German Private Sector Sees Fastest Falls in Output
The seasonally adjusted Markit Flash Germany Composite Output Index fell for the sixth month running in July, to 47.3 from 48.1 in June.
The index has posted below the 50.0 no-change value in each month since May, and the latest reading signalled the fastest pace of private sector contraction since June 2009.
Manufacturers suffered a sharper drop in business activity than service providers during July, as well as a greater loss of momentum relative to the
situation in June. The latest reduction in manufacturing production was the steepest for just over three years, while new orders received in the sector dropped at the fastest pace since April 2009.
Service providers recorded only a marginal decrease in business activity, although the rate of contraction was the joint-fastest in three years. Across the private sector as a whole, new business intakes fell at the quickest rate since June 2009, with manufacturers and service providers both recording much sharper declines than during the previous month.

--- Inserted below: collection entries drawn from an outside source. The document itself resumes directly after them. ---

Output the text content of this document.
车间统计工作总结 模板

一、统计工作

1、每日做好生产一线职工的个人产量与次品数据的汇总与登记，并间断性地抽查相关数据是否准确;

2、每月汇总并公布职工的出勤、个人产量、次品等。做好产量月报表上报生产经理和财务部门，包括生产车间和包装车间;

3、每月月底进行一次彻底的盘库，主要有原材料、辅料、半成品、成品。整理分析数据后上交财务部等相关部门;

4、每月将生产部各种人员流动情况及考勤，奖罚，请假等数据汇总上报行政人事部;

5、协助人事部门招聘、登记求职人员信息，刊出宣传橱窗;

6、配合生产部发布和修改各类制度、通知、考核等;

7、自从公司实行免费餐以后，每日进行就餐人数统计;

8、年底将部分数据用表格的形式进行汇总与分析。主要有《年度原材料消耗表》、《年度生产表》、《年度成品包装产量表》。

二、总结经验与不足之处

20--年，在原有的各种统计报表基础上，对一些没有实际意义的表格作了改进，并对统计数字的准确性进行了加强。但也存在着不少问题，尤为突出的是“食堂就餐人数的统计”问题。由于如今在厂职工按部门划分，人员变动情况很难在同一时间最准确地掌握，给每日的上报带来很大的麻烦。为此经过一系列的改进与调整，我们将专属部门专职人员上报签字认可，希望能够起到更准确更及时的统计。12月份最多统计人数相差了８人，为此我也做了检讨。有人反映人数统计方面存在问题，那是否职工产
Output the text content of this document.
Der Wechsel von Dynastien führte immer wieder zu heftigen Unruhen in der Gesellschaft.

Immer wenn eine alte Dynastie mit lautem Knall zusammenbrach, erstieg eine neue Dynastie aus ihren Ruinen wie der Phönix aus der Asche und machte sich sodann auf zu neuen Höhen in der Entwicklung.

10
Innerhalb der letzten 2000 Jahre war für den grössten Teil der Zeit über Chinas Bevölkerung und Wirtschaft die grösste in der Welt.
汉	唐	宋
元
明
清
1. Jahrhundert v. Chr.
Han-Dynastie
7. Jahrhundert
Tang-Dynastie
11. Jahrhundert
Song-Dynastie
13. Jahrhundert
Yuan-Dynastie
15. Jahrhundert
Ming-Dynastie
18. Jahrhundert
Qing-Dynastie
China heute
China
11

Lower levels of new work have been recorded in the service economy during each month since April, and the
latest reduction was the fastest for exactly three years.
Meanwhile, in the manufacturing sector, new export orders declined at the steepest rate since May 2009, which contributed to a thirteenth successive monthly fall in total new business volumes.
July data pointed to a sharp and accelerated fall in outstanding business across the German private sector. The latest overall reduction was the most
marked since November 2011, while in the manufacturing sector the rate of decline accelerated to its quickest for just over three years.
Despite lower outstanding workloads, total private
sector employment was broadly stable in July. A marked fall in manufacturing staffing levels was offset by continued jobs growth across the service economy. Whereas services employment rose for the third month running, latest data showed the sharpest fall in manufacturing jobs for two-and-ahalf years.
Input cost inflation continued its rapid change of course in July, with softer price pressures contrasting with the acceleration seen over the first
quarter of 2012. The latest rise in overall cost burdens was the slowest since November 2009, largely reflecting a rapid fall in manufacturers’ input
prices. Survey respondents widely commented on lower raw material prices, especially for steel, copper and chemicals.
German private sector firms meanwhile reduced their average output charges for the first time since August 2010, although the overall pace of decline
was only marginal. Manufacturers reported deeper rates of price discounting than service providers, with the latest fall in factory gate charges the most
marked for two-and-a-half years.
Tim Moore, Senior Economist at Markit said: “July’s survey highlights that German business conditions are far less healthy than those seen during
the first half of 2012, especially across the manufacturing sector where new export orders fell at the fastest pace for over three years. A solid overall
drop in output during July represents the worst start to any quarter since Q2 2009. Moreover, an accelerated decline in new work means that the stage could well be set for a steeper drop in GDP than the 0.2% fall recorded at the end of 2011.
“A slowdown in cost inflation to its lowest for just over two-and-a-half years was the main positive development during July. Manufacturers saw a steep reduction in their cost burdens as weaker global demand for raw materials resulted in lower prices for a range of inputs, particularly steel and chemicals.”